Why couldn’t this call be an email? Why would you call, when you know that you are near indistinguishable from spam calls about Microsoft services and Nigerian princes?
here we go, socially awkward redditors moralizing their awkwardness around phones again
It’s called a human conversation, try it some time assholes. I’m sooooo sorry someone speaking to you is inconvenient.
have you considered returning to monke? nah then you’d just whine about fecal baseball being awkward
Ok boomer, let’s get you back to bed.
If I’m calling it’s an emergency or extremely time sensitive. Otherwise I text. I can understand when you don’t want app or even text notifications.

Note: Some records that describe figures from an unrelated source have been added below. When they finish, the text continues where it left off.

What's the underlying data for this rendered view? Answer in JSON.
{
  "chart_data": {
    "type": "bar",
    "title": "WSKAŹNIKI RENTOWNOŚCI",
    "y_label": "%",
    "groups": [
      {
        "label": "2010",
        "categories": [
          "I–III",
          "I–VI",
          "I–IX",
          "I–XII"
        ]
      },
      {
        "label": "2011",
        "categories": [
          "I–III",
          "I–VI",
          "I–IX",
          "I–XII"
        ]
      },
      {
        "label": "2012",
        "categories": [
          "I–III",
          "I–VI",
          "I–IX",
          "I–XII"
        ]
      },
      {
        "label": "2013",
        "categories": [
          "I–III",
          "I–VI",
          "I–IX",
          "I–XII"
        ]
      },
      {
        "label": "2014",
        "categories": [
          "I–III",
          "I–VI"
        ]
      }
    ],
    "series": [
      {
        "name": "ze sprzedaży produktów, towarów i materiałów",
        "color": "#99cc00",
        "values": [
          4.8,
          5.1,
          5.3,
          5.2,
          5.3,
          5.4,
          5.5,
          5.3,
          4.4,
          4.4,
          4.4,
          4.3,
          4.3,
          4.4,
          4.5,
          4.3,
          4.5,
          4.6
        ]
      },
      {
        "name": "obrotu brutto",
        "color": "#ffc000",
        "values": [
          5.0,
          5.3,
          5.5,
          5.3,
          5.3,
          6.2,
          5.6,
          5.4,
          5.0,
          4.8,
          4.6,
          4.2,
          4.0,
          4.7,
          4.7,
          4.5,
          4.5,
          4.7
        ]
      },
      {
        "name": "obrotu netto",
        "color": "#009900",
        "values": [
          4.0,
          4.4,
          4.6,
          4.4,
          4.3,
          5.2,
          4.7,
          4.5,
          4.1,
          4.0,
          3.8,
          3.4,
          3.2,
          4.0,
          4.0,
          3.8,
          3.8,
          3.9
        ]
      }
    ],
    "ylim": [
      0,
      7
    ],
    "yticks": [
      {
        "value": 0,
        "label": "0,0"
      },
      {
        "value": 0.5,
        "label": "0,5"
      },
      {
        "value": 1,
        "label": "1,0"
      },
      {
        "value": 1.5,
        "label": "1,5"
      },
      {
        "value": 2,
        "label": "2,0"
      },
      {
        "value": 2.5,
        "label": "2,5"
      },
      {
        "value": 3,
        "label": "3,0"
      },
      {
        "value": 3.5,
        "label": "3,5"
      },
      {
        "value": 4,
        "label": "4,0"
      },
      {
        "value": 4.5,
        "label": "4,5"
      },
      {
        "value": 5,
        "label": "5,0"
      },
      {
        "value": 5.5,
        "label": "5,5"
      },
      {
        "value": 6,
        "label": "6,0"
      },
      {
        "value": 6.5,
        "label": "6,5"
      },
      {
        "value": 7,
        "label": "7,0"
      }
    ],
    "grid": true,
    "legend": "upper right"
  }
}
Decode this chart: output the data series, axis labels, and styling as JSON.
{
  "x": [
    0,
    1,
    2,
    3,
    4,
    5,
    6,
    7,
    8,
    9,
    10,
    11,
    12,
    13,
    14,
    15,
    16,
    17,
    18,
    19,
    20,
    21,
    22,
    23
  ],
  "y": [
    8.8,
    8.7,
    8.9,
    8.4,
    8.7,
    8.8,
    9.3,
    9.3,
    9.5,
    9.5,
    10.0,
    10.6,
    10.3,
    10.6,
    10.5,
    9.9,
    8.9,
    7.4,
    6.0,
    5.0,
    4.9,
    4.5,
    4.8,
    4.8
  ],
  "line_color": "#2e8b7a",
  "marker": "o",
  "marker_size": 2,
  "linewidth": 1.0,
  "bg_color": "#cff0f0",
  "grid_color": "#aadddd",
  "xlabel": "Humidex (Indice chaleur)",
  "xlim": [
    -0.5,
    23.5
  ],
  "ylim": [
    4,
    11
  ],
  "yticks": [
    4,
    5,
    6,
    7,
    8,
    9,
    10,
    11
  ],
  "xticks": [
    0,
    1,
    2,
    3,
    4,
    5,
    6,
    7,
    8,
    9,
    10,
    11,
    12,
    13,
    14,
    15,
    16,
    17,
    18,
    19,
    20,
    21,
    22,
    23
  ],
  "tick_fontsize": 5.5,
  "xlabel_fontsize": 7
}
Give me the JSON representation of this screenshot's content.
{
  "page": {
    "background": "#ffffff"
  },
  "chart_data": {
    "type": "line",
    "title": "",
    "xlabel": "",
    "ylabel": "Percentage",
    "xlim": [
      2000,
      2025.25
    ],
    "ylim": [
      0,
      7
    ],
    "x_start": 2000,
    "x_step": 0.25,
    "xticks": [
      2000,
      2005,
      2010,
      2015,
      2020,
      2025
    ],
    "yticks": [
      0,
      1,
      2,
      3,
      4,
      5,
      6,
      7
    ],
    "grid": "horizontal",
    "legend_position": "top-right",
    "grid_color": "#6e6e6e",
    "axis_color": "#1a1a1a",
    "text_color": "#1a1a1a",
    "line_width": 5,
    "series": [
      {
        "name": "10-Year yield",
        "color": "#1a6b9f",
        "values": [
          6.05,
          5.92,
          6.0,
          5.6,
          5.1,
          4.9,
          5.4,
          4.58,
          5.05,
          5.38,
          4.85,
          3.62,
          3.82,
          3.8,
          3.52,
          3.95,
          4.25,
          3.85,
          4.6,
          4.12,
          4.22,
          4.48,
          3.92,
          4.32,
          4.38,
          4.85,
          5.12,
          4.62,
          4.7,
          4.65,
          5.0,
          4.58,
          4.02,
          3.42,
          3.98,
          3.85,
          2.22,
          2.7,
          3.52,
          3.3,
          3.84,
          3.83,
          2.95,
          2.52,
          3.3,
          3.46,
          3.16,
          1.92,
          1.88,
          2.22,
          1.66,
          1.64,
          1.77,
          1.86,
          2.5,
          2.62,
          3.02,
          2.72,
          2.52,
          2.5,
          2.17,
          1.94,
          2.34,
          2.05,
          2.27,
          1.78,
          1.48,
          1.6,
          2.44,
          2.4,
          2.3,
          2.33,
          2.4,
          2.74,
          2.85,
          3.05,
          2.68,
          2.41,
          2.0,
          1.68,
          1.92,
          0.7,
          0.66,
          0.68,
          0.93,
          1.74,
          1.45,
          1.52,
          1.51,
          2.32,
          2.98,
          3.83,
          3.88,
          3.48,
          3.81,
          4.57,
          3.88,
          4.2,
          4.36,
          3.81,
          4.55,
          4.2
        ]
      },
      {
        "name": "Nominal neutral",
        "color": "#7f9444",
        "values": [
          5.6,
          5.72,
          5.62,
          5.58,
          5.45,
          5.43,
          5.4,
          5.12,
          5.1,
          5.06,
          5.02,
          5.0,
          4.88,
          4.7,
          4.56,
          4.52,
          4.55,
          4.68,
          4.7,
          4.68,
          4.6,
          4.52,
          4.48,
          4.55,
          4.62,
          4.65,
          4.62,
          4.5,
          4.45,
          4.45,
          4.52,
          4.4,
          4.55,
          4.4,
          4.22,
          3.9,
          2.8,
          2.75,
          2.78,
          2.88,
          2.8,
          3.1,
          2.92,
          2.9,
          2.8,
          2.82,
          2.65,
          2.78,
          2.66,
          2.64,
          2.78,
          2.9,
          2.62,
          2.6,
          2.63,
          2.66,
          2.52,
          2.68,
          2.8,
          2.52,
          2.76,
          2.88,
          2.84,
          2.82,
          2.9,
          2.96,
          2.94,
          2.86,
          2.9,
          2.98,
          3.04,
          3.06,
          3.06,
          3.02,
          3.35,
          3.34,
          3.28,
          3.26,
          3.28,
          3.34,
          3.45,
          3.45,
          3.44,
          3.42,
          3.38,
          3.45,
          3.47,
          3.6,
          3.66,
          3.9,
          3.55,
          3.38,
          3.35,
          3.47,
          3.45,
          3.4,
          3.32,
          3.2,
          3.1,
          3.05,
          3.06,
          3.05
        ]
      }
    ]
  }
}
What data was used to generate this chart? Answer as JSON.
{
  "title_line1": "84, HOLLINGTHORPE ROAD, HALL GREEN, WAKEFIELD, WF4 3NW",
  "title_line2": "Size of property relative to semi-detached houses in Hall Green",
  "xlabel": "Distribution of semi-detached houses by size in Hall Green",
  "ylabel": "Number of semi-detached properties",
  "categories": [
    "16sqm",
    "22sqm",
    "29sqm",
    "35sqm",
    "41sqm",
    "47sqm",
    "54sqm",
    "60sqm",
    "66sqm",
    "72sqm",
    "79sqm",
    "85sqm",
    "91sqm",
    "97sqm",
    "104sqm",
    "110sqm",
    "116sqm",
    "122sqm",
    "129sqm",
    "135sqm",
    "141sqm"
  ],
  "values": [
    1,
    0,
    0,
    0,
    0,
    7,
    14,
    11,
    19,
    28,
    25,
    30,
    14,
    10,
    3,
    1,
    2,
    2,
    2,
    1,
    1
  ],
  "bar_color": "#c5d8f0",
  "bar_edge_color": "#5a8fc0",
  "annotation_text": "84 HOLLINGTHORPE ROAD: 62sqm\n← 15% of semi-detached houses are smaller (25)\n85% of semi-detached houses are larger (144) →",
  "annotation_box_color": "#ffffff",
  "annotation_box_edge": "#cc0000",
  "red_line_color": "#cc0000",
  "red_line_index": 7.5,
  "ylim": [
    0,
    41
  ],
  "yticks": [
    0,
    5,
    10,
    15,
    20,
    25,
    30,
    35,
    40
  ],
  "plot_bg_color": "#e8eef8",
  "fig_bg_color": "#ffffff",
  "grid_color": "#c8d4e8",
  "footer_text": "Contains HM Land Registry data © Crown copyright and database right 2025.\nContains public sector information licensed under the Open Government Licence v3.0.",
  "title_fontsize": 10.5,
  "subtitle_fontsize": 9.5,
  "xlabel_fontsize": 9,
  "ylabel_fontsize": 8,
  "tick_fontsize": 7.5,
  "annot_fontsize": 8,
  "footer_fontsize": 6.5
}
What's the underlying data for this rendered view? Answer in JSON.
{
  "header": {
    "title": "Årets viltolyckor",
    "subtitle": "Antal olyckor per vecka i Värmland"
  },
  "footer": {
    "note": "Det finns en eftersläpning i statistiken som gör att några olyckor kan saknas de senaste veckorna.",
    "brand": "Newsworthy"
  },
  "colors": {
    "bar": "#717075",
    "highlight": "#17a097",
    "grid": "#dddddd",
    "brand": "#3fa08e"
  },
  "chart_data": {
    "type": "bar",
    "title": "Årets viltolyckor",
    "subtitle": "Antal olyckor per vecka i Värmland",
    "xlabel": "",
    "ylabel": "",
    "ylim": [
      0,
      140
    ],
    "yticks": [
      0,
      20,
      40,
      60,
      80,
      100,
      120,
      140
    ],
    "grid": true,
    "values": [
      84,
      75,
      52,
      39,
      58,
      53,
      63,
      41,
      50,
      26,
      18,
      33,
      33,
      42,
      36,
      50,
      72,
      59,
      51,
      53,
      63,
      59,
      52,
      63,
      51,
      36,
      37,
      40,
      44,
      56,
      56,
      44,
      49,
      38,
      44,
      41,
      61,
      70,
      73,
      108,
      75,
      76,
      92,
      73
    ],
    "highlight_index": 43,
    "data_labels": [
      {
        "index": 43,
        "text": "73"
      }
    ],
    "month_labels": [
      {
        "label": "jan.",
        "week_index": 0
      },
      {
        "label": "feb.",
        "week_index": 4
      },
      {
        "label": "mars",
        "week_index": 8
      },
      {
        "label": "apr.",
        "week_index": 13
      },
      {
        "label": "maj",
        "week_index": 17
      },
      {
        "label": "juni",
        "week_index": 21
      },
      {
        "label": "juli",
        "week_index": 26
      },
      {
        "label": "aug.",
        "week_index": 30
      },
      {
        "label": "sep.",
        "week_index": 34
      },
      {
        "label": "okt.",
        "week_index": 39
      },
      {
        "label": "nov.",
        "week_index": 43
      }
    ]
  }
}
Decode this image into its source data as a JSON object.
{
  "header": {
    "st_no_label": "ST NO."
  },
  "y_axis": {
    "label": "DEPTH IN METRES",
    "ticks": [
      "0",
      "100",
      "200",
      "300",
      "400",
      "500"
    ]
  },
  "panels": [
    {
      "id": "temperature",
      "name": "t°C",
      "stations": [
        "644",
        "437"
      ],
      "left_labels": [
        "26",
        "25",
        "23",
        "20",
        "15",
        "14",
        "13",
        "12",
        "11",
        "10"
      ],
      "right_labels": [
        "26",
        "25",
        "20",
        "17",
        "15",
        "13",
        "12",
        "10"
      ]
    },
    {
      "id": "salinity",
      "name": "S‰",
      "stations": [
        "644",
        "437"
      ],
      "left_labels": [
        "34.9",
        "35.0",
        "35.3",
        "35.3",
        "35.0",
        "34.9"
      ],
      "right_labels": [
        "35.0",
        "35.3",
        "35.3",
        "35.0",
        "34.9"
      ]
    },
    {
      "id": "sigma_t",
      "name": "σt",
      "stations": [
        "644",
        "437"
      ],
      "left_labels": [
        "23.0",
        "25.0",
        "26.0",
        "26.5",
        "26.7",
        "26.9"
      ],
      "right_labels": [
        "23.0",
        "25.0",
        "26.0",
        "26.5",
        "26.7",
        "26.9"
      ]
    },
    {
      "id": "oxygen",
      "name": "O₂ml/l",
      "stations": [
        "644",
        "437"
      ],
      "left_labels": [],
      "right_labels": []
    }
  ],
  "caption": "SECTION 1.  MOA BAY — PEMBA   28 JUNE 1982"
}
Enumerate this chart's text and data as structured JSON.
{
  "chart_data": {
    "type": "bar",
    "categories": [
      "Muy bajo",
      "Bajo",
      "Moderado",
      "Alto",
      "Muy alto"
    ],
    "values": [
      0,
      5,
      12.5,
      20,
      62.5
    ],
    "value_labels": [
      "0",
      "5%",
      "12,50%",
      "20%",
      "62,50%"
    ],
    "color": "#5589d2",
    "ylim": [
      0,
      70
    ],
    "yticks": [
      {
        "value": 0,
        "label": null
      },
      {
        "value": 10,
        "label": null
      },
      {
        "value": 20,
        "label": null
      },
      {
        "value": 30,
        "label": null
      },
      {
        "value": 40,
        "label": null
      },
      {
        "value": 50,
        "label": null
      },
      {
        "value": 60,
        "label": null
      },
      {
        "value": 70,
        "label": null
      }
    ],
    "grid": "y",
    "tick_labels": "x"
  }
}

But understand and accept the risk that comes with it.
What pisses me right the fuck off is when I call, then call again, then text, then text again, and you, “mr/mrs im so important I can’t be bothered by notifications” are somehow offended at me because you missed out on something because you didn’t bother properly configuring two calls in a row from a known contact through your deny-by-default filter.
Those people, family or not, can fuck right off.
I don’t like telemarketing or spam calls. But I also take responsibility and check if it’s actually important. It’s nbd to me to hang up on a spam call. And to be honest I have gotten a fair share of legitimate calls from numbers I don’t recognize.
TL;DL Answer ya damn phone, you damn well know tiktok and insta still gonna be there 5 seconds from now
as another commenter said, imagine if when you wanted to talk to someone you begin banging aggressively on their desk screaming “TALK TO ME TALK TO ME”. thats what letting calls control your attention does
so you can message first thanks :3
Dear Sir / Madame I am writing to inform you of a fire at 123 Carrington Road. Looking forward to meeting you. Yours Truly Morris Moss
why are you contacting me instead of the fire department
Oh, so if there’s a fire in the building I should quietly slip a note under your door and assume you got it?
How often does a fire break out next to you? You make it sound like it’s a daily occurrence.
Calling is faster
Ah yes, I want to listen to your “uuuhm” and “hold on, little Jon just shit himself”, incoherent, un-premeditated thoughts, with absolutely no proof of the contents of the conversation.
At the end of the phonecall, I’ll probably ask you to send me an email with a summary of what we talked about, because I can’t be bothered to keep all that mess you’ve just unloaded in my memory.
Unless you’re my dad or my mom, you’re sending me a message in a way it’s convenient to you.